Parmi les tubes proposés, figure « House Of The Rising Sun » alors très populaire via la version pop de Frijid Pink. Leur version n’est pas ridicule.


Tavern – Un original composé par Hesslein, c’est très dans l’air du moment.


Nosferatu – Un autre original qui n’a rien à envier aux popeux anglais.


The Petards – Electric Food ne fut pas la première tentative de donner carte blanche à un groupe pour du matériel original. En 1968, les Petards eurent cette honneur et eux aussi connurent un succès assez conséquent après leur passage sur Europa, mais toujours sous le même nom. Ils furent signés par le label Liberty et publièrent trois albums assez réputés dont les copies originales se vendent à bon prix. C’est vraiment un groupe qui mérite le détour.

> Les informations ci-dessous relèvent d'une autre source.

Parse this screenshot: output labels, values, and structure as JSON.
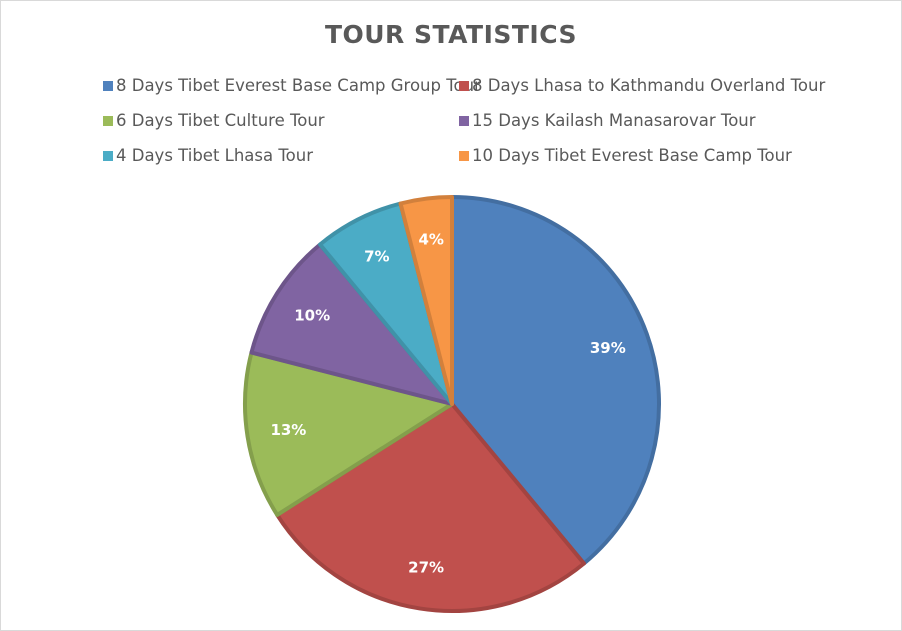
{
  "chart_data": {
    "type": "pie",
    "title": "TOUR STATISTICS",
    "legend_position": "top",
    "slices": [
      {
        "name": "8 Days Tibet Everest Base Camp Group Tour",
        "value": 39,
        "label": "39%",
        "color": "#4f81bd"
      },
      {
        "name": "8 Days Lhasa to Kathmandu Overland Tour",
        "value": 27,
        "label": "27%",
        "color": "#c0504d"
      },
      {
        "name": "6 Days Tibet Culture Tour",
        "value": 13,
        "label": "13%",
        "color": "#9bbb59"
      },
      {
        "name": "15 Days Kailash Manasarovar Tour",
        "value": 10,
        "label": "10%",
        "color": "#8064a2"
      },
      {
        "name": "4 Days Tibet Lhasa Tour",
        "value": 7,
        "label": "7%",
        "color": "#4bacc6"
      },
      {
        "name": "10 Days Tibet Everest Base Camp Tour",
        "value": 4,
        "label": "4%",
        "color": "#f79646"
      }
    ]
  }
}
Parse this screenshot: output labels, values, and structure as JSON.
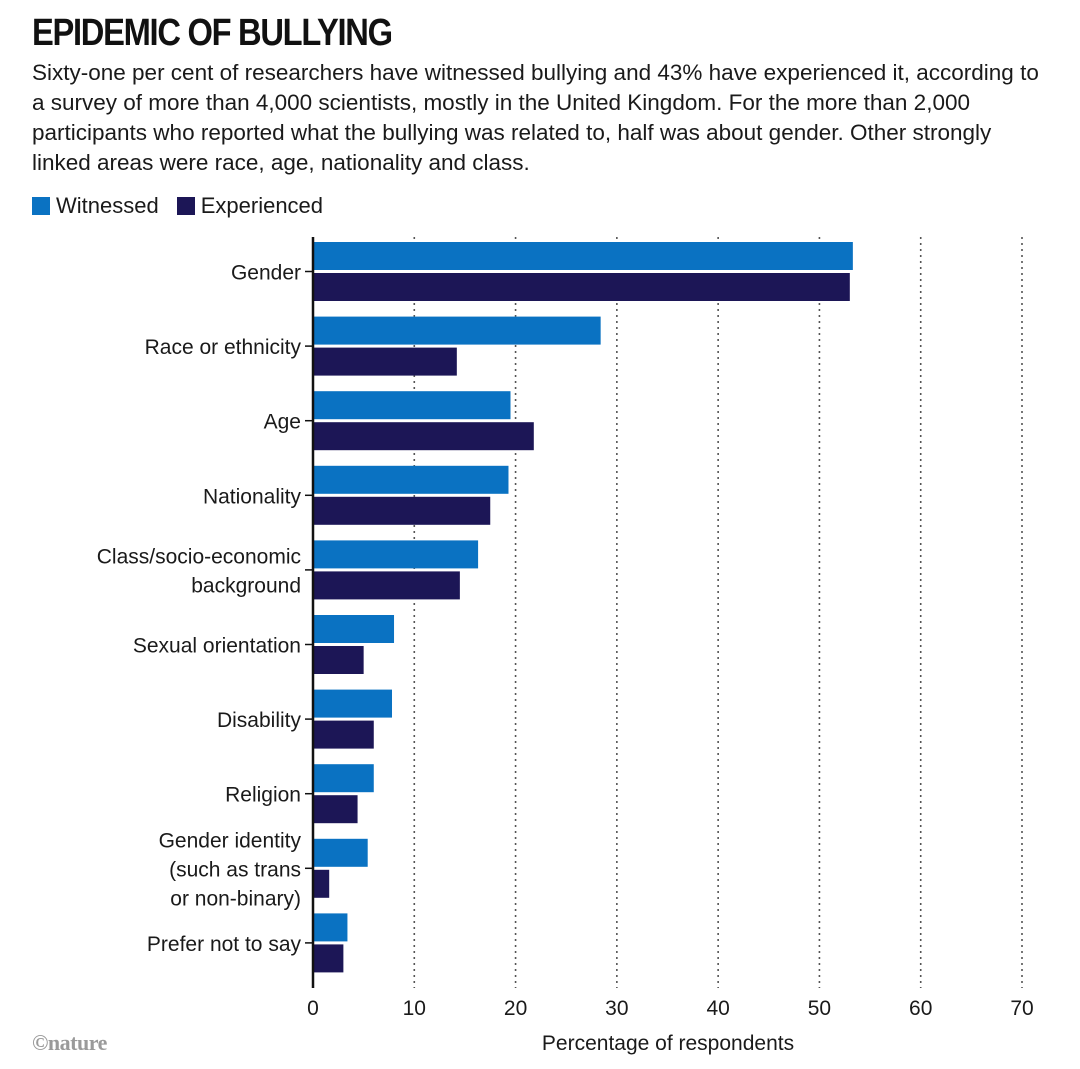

Quand ils débarquèrent chez Europa, ils avaient déjà eu l’occasion de publier deux singles sur des labels secondaires. Le groupe a survécu jusqu’aux années 2015.

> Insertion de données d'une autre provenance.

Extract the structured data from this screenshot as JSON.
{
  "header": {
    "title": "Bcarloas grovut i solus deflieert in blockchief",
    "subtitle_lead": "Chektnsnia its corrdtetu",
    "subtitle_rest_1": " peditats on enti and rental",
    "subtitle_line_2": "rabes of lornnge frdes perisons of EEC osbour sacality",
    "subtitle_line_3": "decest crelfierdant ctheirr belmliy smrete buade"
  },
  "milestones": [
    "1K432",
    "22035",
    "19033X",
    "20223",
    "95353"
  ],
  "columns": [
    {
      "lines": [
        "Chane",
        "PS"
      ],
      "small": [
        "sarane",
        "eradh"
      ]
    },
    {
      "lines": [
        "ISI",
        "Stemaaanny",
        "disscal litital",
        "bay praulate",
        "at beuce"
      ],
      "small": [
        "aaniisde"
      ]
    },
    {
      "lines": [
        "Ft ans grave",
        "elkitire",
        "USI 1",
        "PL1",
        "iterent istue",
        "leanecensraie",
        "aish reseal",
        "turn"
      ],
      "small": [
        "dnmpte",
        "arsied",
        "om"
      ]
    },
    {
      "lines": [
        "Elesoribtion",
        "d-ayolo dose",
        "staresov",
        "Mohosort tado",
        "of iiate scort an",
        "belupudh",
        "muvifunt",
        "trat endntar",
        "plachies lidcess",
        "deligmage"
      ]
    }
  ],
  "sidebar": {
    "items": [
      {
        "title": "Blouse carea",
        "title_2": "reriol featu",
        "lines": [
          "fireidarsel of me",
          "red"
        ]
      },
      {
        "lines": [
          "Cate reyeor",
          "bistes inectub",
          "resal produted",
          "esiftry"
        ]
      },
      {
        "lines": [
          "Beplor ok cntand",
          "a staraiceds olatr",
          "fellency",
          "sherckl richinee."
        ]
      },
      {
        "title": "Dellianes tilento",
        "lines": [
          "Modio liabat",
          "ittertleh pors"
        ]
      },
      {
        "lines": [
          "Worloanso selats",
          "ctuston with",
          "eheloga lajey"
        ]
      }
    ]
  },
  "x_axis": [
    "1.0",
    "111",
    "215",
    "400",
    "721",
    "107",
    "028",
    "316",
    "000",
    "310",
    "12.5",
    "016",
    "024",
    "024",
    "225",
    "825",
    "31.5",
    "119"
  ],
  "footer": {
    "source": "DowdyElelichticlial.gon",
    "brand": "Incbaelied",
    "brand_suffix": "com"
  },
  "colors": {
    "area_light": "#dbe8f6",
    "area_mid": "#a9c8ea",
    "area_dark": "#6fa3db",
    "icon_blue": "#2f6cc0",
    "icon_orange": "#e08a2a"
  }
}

1966 – Baby Run Run Run. Single sur label CCA, un sigle très recherché et bien coté. Fuzz guitar à l’honneur.


1967 – Shoot me up to the Moon. Single pour le label Somerset. Ca ne déteint pas sur ce qui était musicalement à la mode en 1967.


1968 sur l’album Europa,

My Little Heart.


A Deeper Blue.


I Won’t Come Back.


1968, sur label LIberty.

On The Road With My Hand », un titre très réussi.


The Fountain, pas moins intéressant avec une saveur psychédélique.


Some Sunny Sunday Morning.


1970, second album Liberty.

The Dream.


My World.


Ruins Of Tookamoon.


John Deen And The Trakk. Si les deux précédents sont allemands, John Deen et son équipe sont anglais. Après avoir enregistré une version de « Gin House Blues », en concurrence avec celle de Amen Corner, sans aucun résultat, ils sont virés par CBS. Le groupe se voit offrir un deal avec Europa. Mais il y a une condition, le groupe doit enregistrer un album sous deux semaines et ne présenter que des titres originaux. Ce fait complètement farfelu est tout à fait vrai, le groupe doit composer le contenu en mettant le turbo et ils y parviennent. Le résultat n’est pas si mal que cela, on a vu pire. Ce sera leur seul et unique album intitulé « Beat’69 ». En 1969, CBS oublie un second single, datant sûrement des sessions de « Gin House Blues ». Après la trace du groupe se perd complètement.

Face B du single CBS.


Looking Down On My friend.


Your Whole Life Through.


Kavind.


I’ll Show You.


Happy Blues.


1969. Second simple CBS, deux reprises des Beatles « Hey Bulldog » et  « All Together Now » des Beatles. Les sessions sont probablement les mêmes que pour le premier single.